健康意識の高まりとともに、メディカル・ツーリズムが人々の生活に溶け込み始めている。メディカル・ツーリズムは欧米などの先進諸国では、すでに成熟化している。早くは、海外で特殊な疾病を治療した後、リハビリ旅行に出かける形態を指していたが、徐々に海外メディカル・ヘルスツーリズムの分野にまで広がってきた。北京市旅行委員会の関連責任者は、「海外メディカル・ツーリズムはすでに中国では新興産業となっている。いかにメディカル・ツーリズムのサービスの質を保証し、いかに標準化・システム化して中国内外の医療ネットワークにマッチングしていくかが、現在の中国のメディカル・ツーリズム市場の鍵となっている」と語る。
■日本でがん予防・検診を受けたついでに、旅行する
北京市海淀区に住む李玉(仮名)さんは、おばさんに日本で検診を受けさせるため、現在、さまざまな場所に問い合わせをしている。李さんのおばさんは時々胸が痛む症状がある。ただ、李さんは、この症状は生活に影響を及ぼすほどではないと考えており、そこまで深く考えていなかった。しかし、その後、ある友人から旅行に行った際に海外で検診を受けられるメディカル・ツーリズムがあるということを聞いた。友人は海外の検診は非常に全面的かつきめ細かい上に、旅行もできるので非常にお得だと語った。李さんは、「その後、日本の医療の水準は確かによいことがわかった。しかも、日本は非常にいい旅行先でもある。そこで、メディカル・ツーリズムの目的地を日本にすることに決めた」と説明する。

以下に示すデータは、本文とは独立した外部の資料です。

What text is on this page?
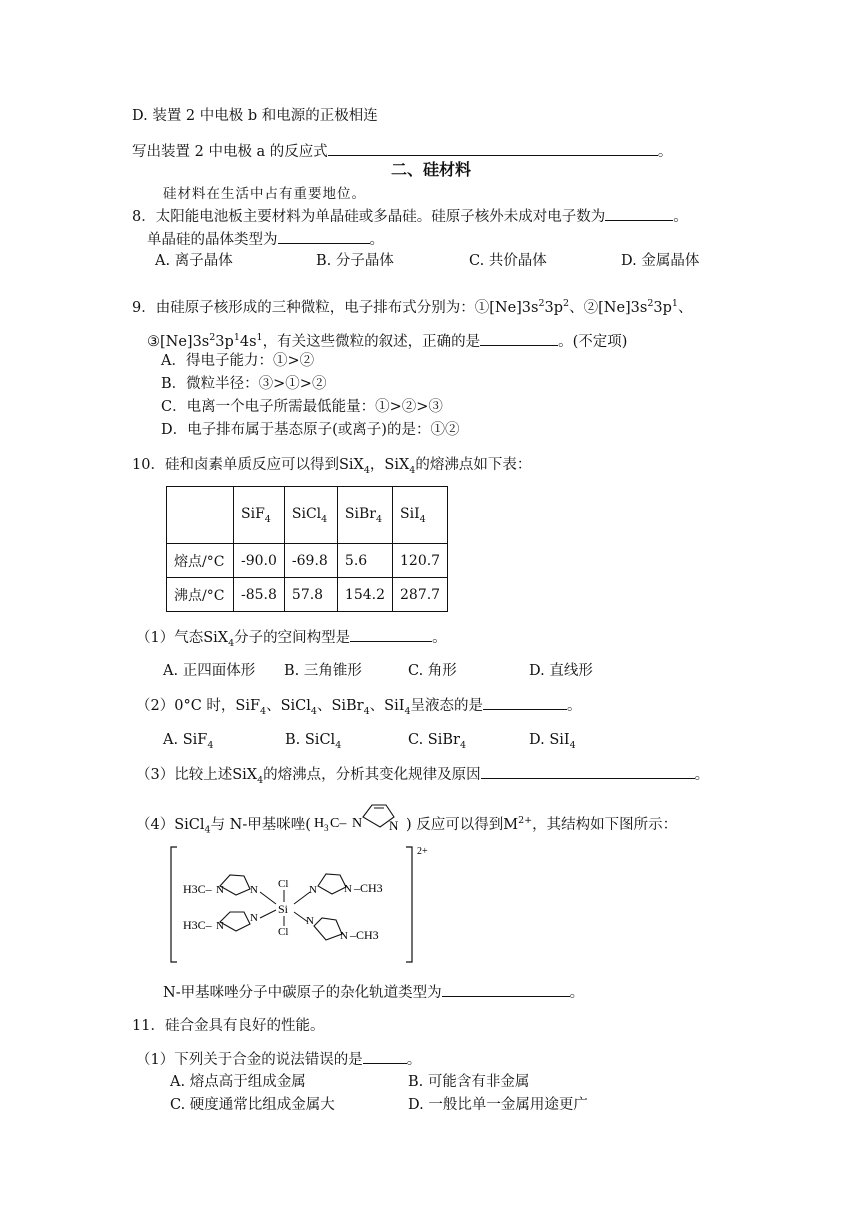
D. 装置 2 中电极 b 和电源的正极相连
写出装置 2 中电极 a 的反应式	。
二、硅材料
硅材料在生活中占有重要地位。
8．太阳能电池板主要材料为单晶硅或多晶硅。硅原子核外未成对电子数为	。
单晶硅的晶体类型为	。
A. 离子晶体	B. 分子晶体	C. 共价晶体	D. 金属晶体
9．由硅原子核形成的三种微粒，电子排布式分别为：$①[Ne]3s^23p^2$、$②[Ne]3s^23p^1$、
$③[Ne]3s^23p^14s^1$，有关这些微粒的叙述，正确的是	。(不定项)
A．得电子能力：①>②
B．微粒半径：③>①>②
C．电离一个电子所需最低能量：①>②>③
D．电子排布属于基态原子(或离子)的是：①②
10．硅和卤素单质反应可以得到SiX$_4$，SiX$_4$的熔沸点如下表：
	SiF$_4$	SiCl$_4$	SiBr$_4$	SiI$_4$
熔点/°C	-90.0	-69.8	5.6	120.7
沸点/°C	-85.8	57.8	154.2	287.7
（1）气态SiX$_4$分子的空间构型是	。
A. 正四面体形 B. 三角锥形	C. 角形	D. 直线形
（2）0°C 时，SiF$_4$、SiCl$_4$、SiBr$_4$、SiI$_4$呈液态的是	。
A. SiF$_4$	B. SiCl$_4$	C. SiBr$_4$	D. SiI$_4$
（3）比较上述SiX$_4$的熔沸点，分析其变化规律及原因	。
（4）SiCl$_4$与 N-甲基咪唑(	) 反应可以得到$M^{2+}$，其结构如下图所示：
H 3 C– N N
2+
H3C– N N
H3C– N
N
Cl
Si
Cl
N N –CH3
N
N –CH3
N-甲基咪唑分子中碳原子的杂化轨道类型为	。
11．硅合金具有良好的性能。
（1）下列关于合金的说法错误的是	。
A. 熔点高于组成金属	B. 可能含有非金属
C. 硬度通常比组成金属大	D. 一般比单一金属用途更广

実際、このようなメディカル・ツーリズムは中国ではすでに早くから実施されており、日本はその中の主要な目的地の1つとなっている。日本へのがん予防・検診のメディカル・ツーリズムを実施している某グループ企業の例をあげると、同プログラムでは現在、日本で計300種類のがんを検診することができる。